Et ça marche. Pour un cours sur l'usage du vélo, les organisateurs ont dû refuser du monde. «Cent quarante personnes ont postulé pour 50 places disponibles, explique Tatsuya Teshirogi, employé des magasins de bricolage Tokyu Hands et un des professeurs de ce cours. En juin 2008, pour une leçon similaire, nous n'avions attiré que 36 personnes.»

Une bonne idée

L'idée de l'université a été évoquée en 2005 par un élu de l'assemblée de l'arrondissement de Shibuya, Ken Hasebe, déjà fondateur de l'association Green Bird pour une meilleure gestion locale des déchets. Il souhaitait créer un mouvement ouvert à tous et axé sur la communauté. «C'était aussi une réaction contre la volonté du gouvernement de réformer l'éducation, se souvient Ryo Imamura, l'un des instigateurs du projet, son souhait de créer un enseignement plus encadré et axé sur l'"aikokushin", l'amour du pays.» «Comme nous ne pouvions pas faire les cours nous-mêmes, ajoute-t-il, nous avons imaginé de faire appel aux compétences de tous.»

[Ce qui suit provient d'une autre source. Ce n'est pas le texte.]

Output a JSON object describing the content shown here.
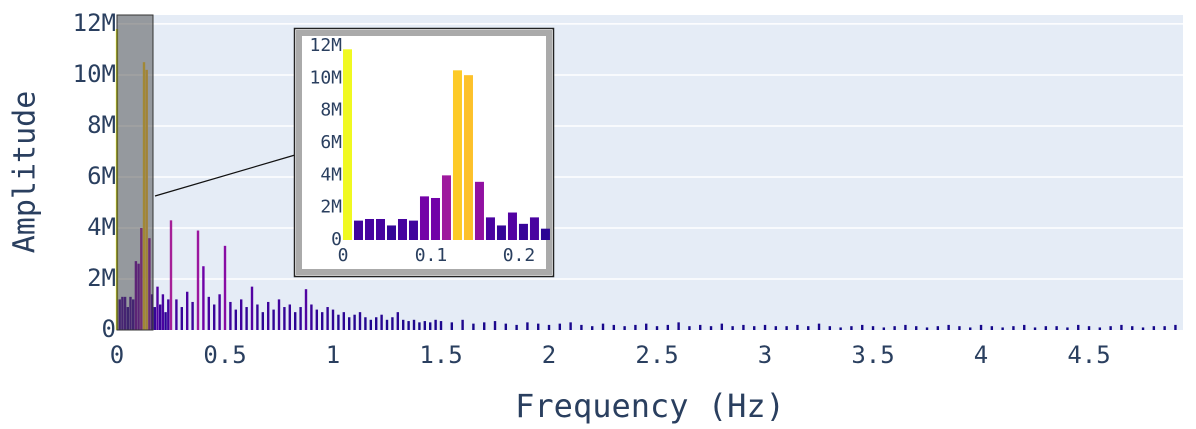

L'Université de Shibuya organise des cours pour les enfants. Elle souhaite aussi renforcer les liens entre les habitants et favoriser le sens civique, en incitant notamment les gens à voter.

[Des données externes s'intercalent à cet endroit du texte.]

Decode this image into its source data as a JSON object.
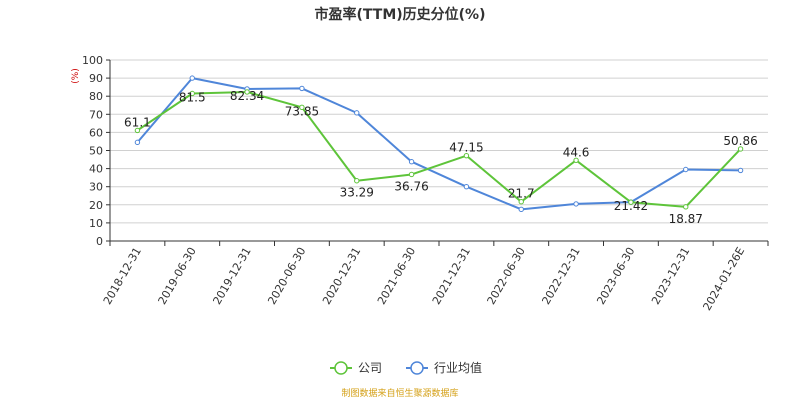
{
  "chart_data": {
    "type": "line",
    "title": "市盈率(TTM)历史分位(%)",
    "ylabel": "(%)",
    "xlabel": "",
    "ylim": [
      0,
      100
    ],
    "yticks": [
      0,
      10,
      20,
      30,
      40,
      50,
      60,
      70,
      80,
      90,
      100
    ],
    "grid": true,
    "legend_position": "bottom-center",
    "categories": [
      "2018-12-31",
      "2019-06-30",
      "2019-12-31",
      "2020-06-30",
      "2020-12-31",
      "2021-06-30",
      "2021-12-31",
      "2022-06-30",
      "2022-12-31",
      "2023-06-30",
      "2023-12-31",
      "2024-01-26E"
    ],
    "series": [
      {
        "name": "公司",
        "color": "#5ec43a",
        "values": [
          61.1,
          81.5,
          82.34,
          73.85,
          33.29,
          36.76,
          47.15,
          21.7,
          44.6,
          21.42,
          18.87,
          50.86
        ],
        "labels": [
          "61.1",
          "81.5",
          "82.34",
          "73.85",
          "33.29",
          "36.76",
          "47.15",
          "21.7",
          "44.6",
          "21.42",
          "18.87",
          "50.86"
        ]
      },
      {
        "name": "行业均值",
        "color": "#4f86d9",
        "values": [
          54.5,
          90.0,
          84.0,
          84.3,
          70.8,
          43.8,
          30.0,
          17.5,
          20.5,
          21.5,
          39.5,
          39.0
        ]
      }
    ]
  },
  "footer": {
    "source": "制图数据来自恒生聚源数据库"
  }
}
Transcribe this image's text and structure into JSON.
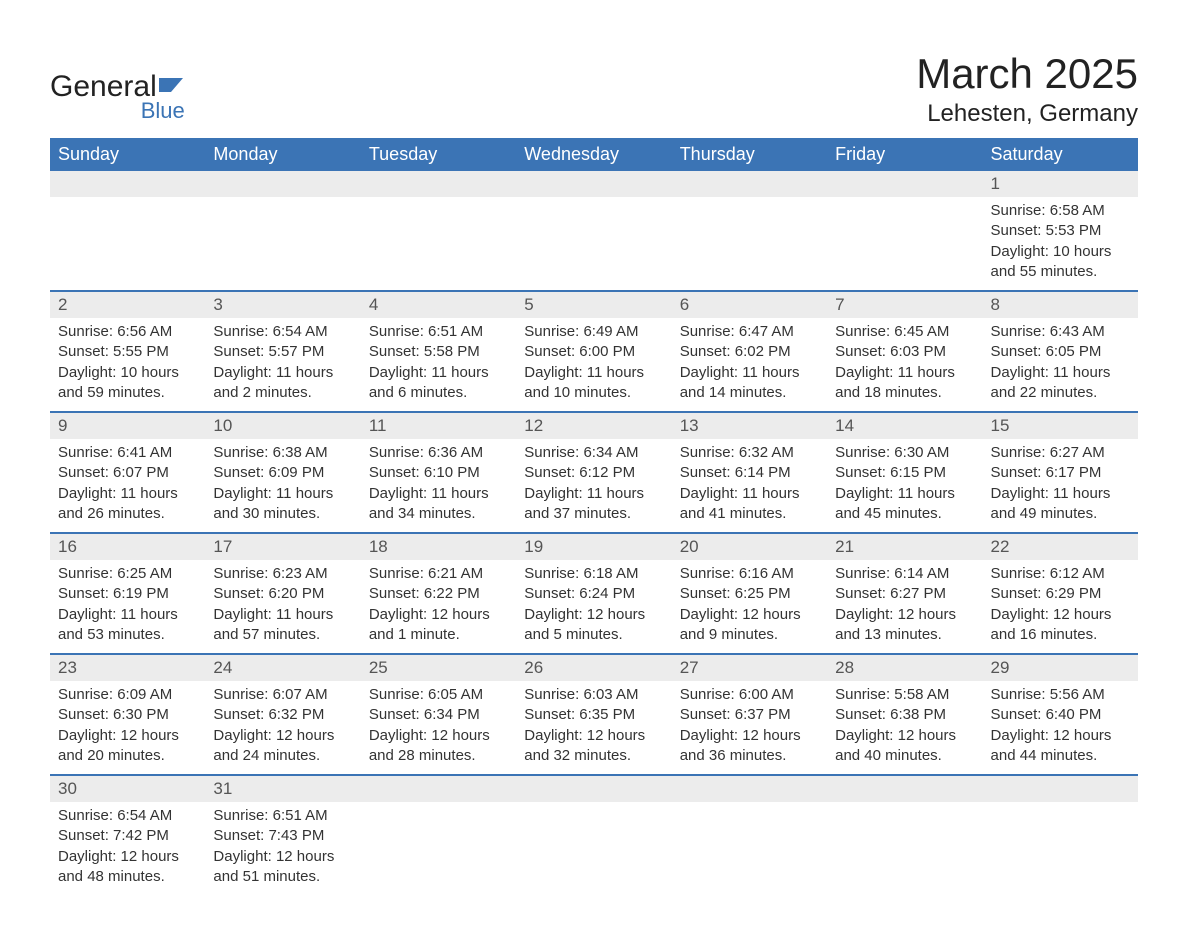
{
  "logo": {
    "text_general": "General",
    "text_blue": "Blue",
    "shape_color": "#3b74b5"
  },
  "header": {
    "month_title": "March 2025",
    "location": "Lehesten, Germany"
  },
  "colors": {
    "header_bg": "#3b74b5",
    "header_text": "#ffffff",
    "day_bg": "#ececec",
    "day_text": "#555555",
    "detail_text": "#333333",
    "row_border": "#3b74b5"
  },
  "days_of_week": [
    "Sunday",
    "Monday",
    "Tuesday",
    "Wednesday",
    "Thursday",
    "Friday",
    "Saturday"
  ],
  "weeks": [
    {
      "days": [
        null,
        null,
        null,
        null,
        null,
        null,
        {
          "num": "1",
          "sunrise": "Sunrise: 6:58 AM",
          "sunset": "Sunset: 5:53 PM",
          "daylight1": "Daylight: 10 hours",
          "daylight2": "and 55 minutes."
        }
      ]
    },
    {
      "days": [
        {
          "num": "2",
          "sunrise": "Sunrise: 6:56 AM",
          "sunset": "Sunset: 5:55 PM",
          "daylight1": "Daylight: 10 hours",
          "daylight2": "and 59 minutes."
        },
        {
          "num": "3",
          "sunrise": "Sunrise: 6:54 AM",
          "sunset": "Sunset: 5:57 PM",
          "daylight1": "Daylight: 11 hours",
          "daylight2": "and 2 minutes."
        },
        {
          "num": "4",
          "sunrise": "Sunrise: 6:51 AM",
          "sunset": "Sunset: 5:58 PM",
          "daylight1": "Daylight: 11 hours",
          "daylight2": "and 6 minutes."
        },
        {
          "num": "5",
          "sunrise": "Sunrise: 6:49 AM",
          "sunset": "Sunset: 6:00 PM",
          "daylight1": "Daylight: 11 hours",
          "daylight2": "and 10 minutes."
        },
        {
          "num": "6",
          "sunrise": "Sunrise: 6:47 AM",
          "sunset": "Sunset: 6:02 PM",
          "daylight1": "Daylight: 11 hours",
          "daylight2": "and 14 minutes."
        },
        {
          "num": "7",
          "sunrise": "Sunrise: 6:45 AM",
          "sunset": "Sunset: 6:03 PM",
          "daylight1": "Daylight: 11 hours",
          "daylight2": "and 18 minutes."
        },
        {
          "num": "8",
          "sunrise": "Sunrise: 6:43 AM",
          "sunset": "Sunset: 6:05 PM",
          "daylight1": "Daylight: 11 hours",
          "daylight2": "and 22 minutes."
        }
      ]
    },
    {
      "days": [
        {
          "num": "9",
          "sunrise": "Sunrise: 6:41 AM",
          "sunset": "Sunset: 6:07 PM",
          "daylight1": "Daylight: 11 hours",
          "daylight2": "and 26 minutes."
        },
        {
          "num": "10",
          "sunrise": "Sunrise: 6:38 AM",
          "sunset": "Sunset: 6:09 PM",
          "daylight1": "Daylight: 11 hours",
          "daylight2": "and 30 minutes."
        },
        {
          "num": "11",
          "sunrise": "Sunrise: 6:36 AM",
          "sunset": "Sunset: 6:10 PM",
          "daylight1": "Daylight: 11 hours",
          "daylight2": "and 34 minutes."
        },
        {
          "num": "12",
          "sunrise": "Sunrise: 6:34 AM",
          "sunset": "Sunset: 6:12 PM",
          "daylight1": "Daylight: 11 hours",
          "daylight2": "and 37 minutes."
        },
        {
          "num": "13",
          "sunrise": "Sunrise: 6:32 AM",
          "sunset": "Sunset: 6:14 PM",
          "daylight1": "Daylight: 11 hours",
          "daylight2": "and 41 minutes."
        },
        {
          "num": "14",
          "sunrise": "Sunrise: 6:30 AM",
          "sunset": "Sunset: 6:15 PM",
          "daylight1": "Daylight: 11 hours",
          "daylight2": "and 45 minutes."
        },
        {
          "num": "15",
          "sunrise": "Sunrise: 6:27 AM",
          "sunset": "Sunset: 6:17 PM",
          "daylight1": "Daylight: 11 hours",
          "daylight2": "and 49 minutes."
        }
      ]
    },
    {
      "days": [
        {
          "num": "16",
          "sunrise": "Sunrise: 6:25 AM",
          "sunset": "Sunset: 6:19 PM",
          "daylight1": "Daylight: 11 hours",
          "daylight2": "and 53 minutes."
        },
        {
          "num": "17",
          "sunrise": "Sunrise: 6:23 AM",
          "sunset": "Sunset: 6:20 PM",
          "daylight1": "Daylight: 11 hours",
          "daylight2": "and 57 minutes."
        },
        {
          "num": "18",
          "sunrise": "Sunrise: 6:21 AM",
          "sunset": "Sunset: 6:22 PM",
          "daylight1": "Daylight: 12 hours",
          "daylight2": "and 1 minute."
        },
        {
          "num": "19",
          "sunrise": "Sunrise: 6:18 AM",
          "sunset": "Sunset: 6:24 PM",
          "daylight1": "Daylight: 12 hours",
          "daylight2": "and 5 minutes."
        },
        {
          "num": "20",
          "sunrise": "Sunrise: 6:16 AM",
          "sunset": "Sunset: 6:25 PM",
          "daylight1": "Daylight: 12 hours",
          "daylight2": "and 9 minutes."
        },
        {
          "num": "21",
          "sunrise": "Sunrise: 6:14 AM",
          "sunset": "Sunset: 6:27 PM",
          "daylight1": "Daylight: 12 hours",
          "daylight2": "and 13 minutes."
        },
        {
          "num": "22",
          "sunrise": "Sunrise: 6:12 AM",
          "sunset": "Sunset: 6:29 PM",
          "daylight1": "Daylight: 12 hours",
          "daylight2": "and 16 minutes."
        }
      ]
    },
    {
      "days": [
        {
          "num": "23",
          "sunrise": "Sunrise: 6:09 AM",
          "sunset": "Sunset: 6:30 PM",
          "daylight1": "Daylight: 12 hours",
          "daylight2": "and 20 minutes."
        },
        {
          "num": "24",
          "sunrise": "Sunrise: 6:07 AM",
          "sunset": "Sunset: 6:32 PM",
          "daylight1": "Daylight: 12 hours",
          "daylight2": "and 24 minutes."
        },
        {
          "num": "25",
          "sunrise": "Sunrise: 6:05 AM",
          "sunset": "Sunset: 6:34 PM",
          "daylight1": "Daylight: 12 hours",
          "daylight2": "and 28 minutes."
        },
        {
          "num": "26",
          "sunrise": "Sunrise: 6:03 AM",
          "sunset": "Sunset: 6:35 PM",
          "daylight1": "Daylight: 12 hours",
          "daylight2": "and 32 minutes."
        },
        {
          "num": "27",
          "sunrise": "Sunrise: 6:00 AM",
          "sunset": "Sunset: 6:37 PM",
          "daylight1": "Daylight: 12 hours",
          "daylight2": "and 36 minutes."
        },
        {
          "num": "28",
          "sunrise": "Sunrise: 5:58 AM",
          "sunset": "Sunset: 6:38 PM",
          "daylight1": "Daylight: 12 hours",
          "daylight2": "and 40 minutes."
        },
        {
          "num": "29",
          "sunrise": "Sunrise: 5:56 AM",
          "sunset": "Sunset: 6:40 PM",
          "daylight1": "Daylight: 12 hours",
          "daylight2": "and 44 minutes."
        }
      ]
    },
    {
      "days": [
        {
          "num": "30",
          "sunrise": "Sunrise: 6:54 AM",
          "sunset": "Sunset: 7:42 PM",
          "daylight1": "Daylight: 12 hours",
          "daylight2": "and 48 minutes."
        },
        {
          "num": "31",
          "sunrise": "Sunrise: 6:51 AM",
          "sunset": "Sunset: 7:43 PM",
          "daylight1": "Daylight: 12 hours",
          "daylight2": "and 51 minutes."
        },
        null,
        null,
        null,
        null,
        null
      ]
    }
  ]
}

C'est cette philosophie qui a convaincu Yasuaki Sakyo de quitter son emploi et de s'impliquer dans le projet. «À l'époque, je travaillais pour la maison de commerce Sumitomo. Quand j'ai vu ce que faisaient les Prix Nobel de la paix Wangari Maathai et Muhammad Yunus, je me suis demandé si je pouvais faire quelque chose pour la communauté au Japon.» Sa rencontre avec Ken Hasebe l'a convaincu de prendre la tête de l'université.

L'information circule si bien que 293 personnes, Japonais comme étrangers, ont déjà donné un cours à l'université, qui a attiré plus de 12 000 étudiants, «bien plus que ce que nous attendions». Quatre-vingts pour cent d'entre eux ont de 20 à 40 ans. Soixante pour cent sont des femmes.

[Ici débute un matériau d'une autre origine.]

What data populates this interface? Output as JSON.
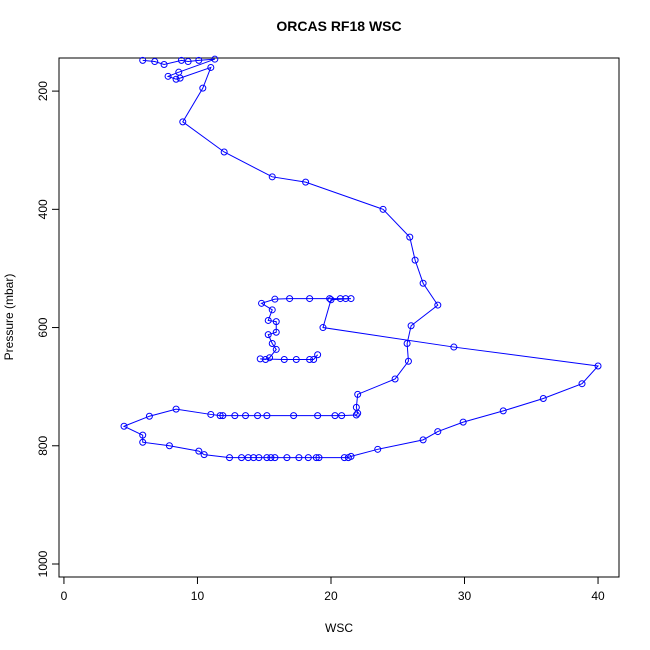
{
  "chart_data": {
    "type": "line",
    "title": "ORCAS RF18 WSC",
    "x_label": "WSC",
    "y_label": "Pressure (mbar)",
    "y_reversed": true,
    "color": "#0000ff",
    "markers": true,
    "xlim": [
      -0.37,
      41.57
    ],
    "xticks": [
      0,
      10,
      20,
      30,
      40
    ],
    "ylim": [
      144,
      1022
    ],
    "yticks": [
      200,
      400,
      600,
      800,
      1000
    ],
    "x": [
      5.9,
      6.8,
      7.5,
      8.8,
      9.3,
      10.1,
      11.3,
      8.6,
      7.8,
      8.4,
      8.7,
      11.0,
      10.4,
      8.9,
      12.0,
      15.6,
      18.1,
      23.9,
      25.9,
      26.3,
      26.9,
      28.0,
      26.0,
      25.7,
      25.8,
      24.8,
      22.0,
      21.9,
      22.0,
      21.9,
      20.8,
      20.3,
      19.0,
      17.2,
      15.2,
      14.5,
      13.6,
      12.8,
      11.9,
      11.7,
      11.0,
      8.4,
      6.4,
      4.5,
      5.9,
      5.9,
      7.9,
      10.1,
      10.5,
      12.4,
      13.3,
      13.8,
      14.2,
      14.6,
      15.2,
      15.5,
      15.8,
      16.7,
      17.6,
      18.3,
      18.9,
      19.1,
      21.0,
      21.3,
      21.5,
      23.5,
      26.9,
      28.0,
      29.9,
      32.9,
      35.9,
      38.8,
      40.0,
      29.2,
      19.4,
      20.0,
      21.5,
      21.1,
      20.7,
      19.9,
      18.4,
      16.9,
      15.8,
      14.8,
      15.6,
      15.3,
      15.9,
      15.9,
      15.3,
      15.6,
      15.9,
      15.4,
      15.1,
      14.7,
      16.5,
      17.4,
      18.4,
      18.7,
      19.0
    ],
    "values": [
      148,
      150,
      155,
      148,
      150,
      148,
      146,
      168,
      175,
      180,
      178,
      160,
      195,
      252,
      303,
      345,
      354,
      400,
      447,
      486,
      525,
      562,
      597,
      627,
      657,
      687,
      713,
      735,
      745,
      748,
      749,
      749,
      749,
      749,
      749,
      749,
      749,
      749,
      749,
      749,
      747,
      738,
      750,
      767,
      782,
      794,
      800,
      809,
      815,
      820,
      820,
      820,
      820,
      820,
      820,
      820,
      820,
      820,
      820,
      820,
      820,
      820,
      820,
      820,
      818,
      806,
      790,
      776,
      760,
      741,
      720,
      695,
      665,
      633,
      600,
      553,
      551,
      551,
      551,
      551,
      551,
      551,
      552,
      559,
      570,
      588,
      590,
      608,
      612,
      627,
      637,
      651,
      654,
      653,
      654,
      654,
      654,
      654,
      646
    ]
  }
}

Ainsi, Yuuka Nishida, une vingtaine d'années, employée du site Internet Seesaa, fréquente l'université depuis septembre 2007. «J'ai commencé par un cours sur la politique. Je viens tous les deux ou trois mois.» Elle se dit séduite par la possibilité de se faire des amis. «Le personnel a le même âge que moi. L'atmosphère est sympa. J'en parle à mes proches.»

Akane Ishikawa, elle, apprécie la gratuité et l'ouverture à tous. Dans une mégapole anonyme comme Tokyo, l'Université de Shibuya offre un lieu de rencontres et d'épanouissement culturel tout en permettant à des jeunes de s'impliquer dans une activité bénévole.

Yasuaki Sakyo a toutes les raisons de se montrer satisfait. Outre la fréquentation élevée, son budget est enfin équilibré. L'université bénéficie d'une aide de la mairie d'environ 10 millions de yens (près de 16 millions $CAN), alors que l'apport des partenaires privés, tels les magasins Tower Records, atteint 20 millions de yens. Certains, comme Tokyu Hands, s'impliquent dans l'enseignement.

L'argent collecté permet de rémunérer les deux permanents de l'organisation, Yasuaki Sakyo et son assistante, et la vingtaine de collaborateurs à temps partiel. L'université fait d'ailleurs des émules. Après Kyoto, Sapporo et Nagoya y travaillent. Et plusieurs villes d'une quinzaine de pays d'Asie et d'Europe s'y intéressent.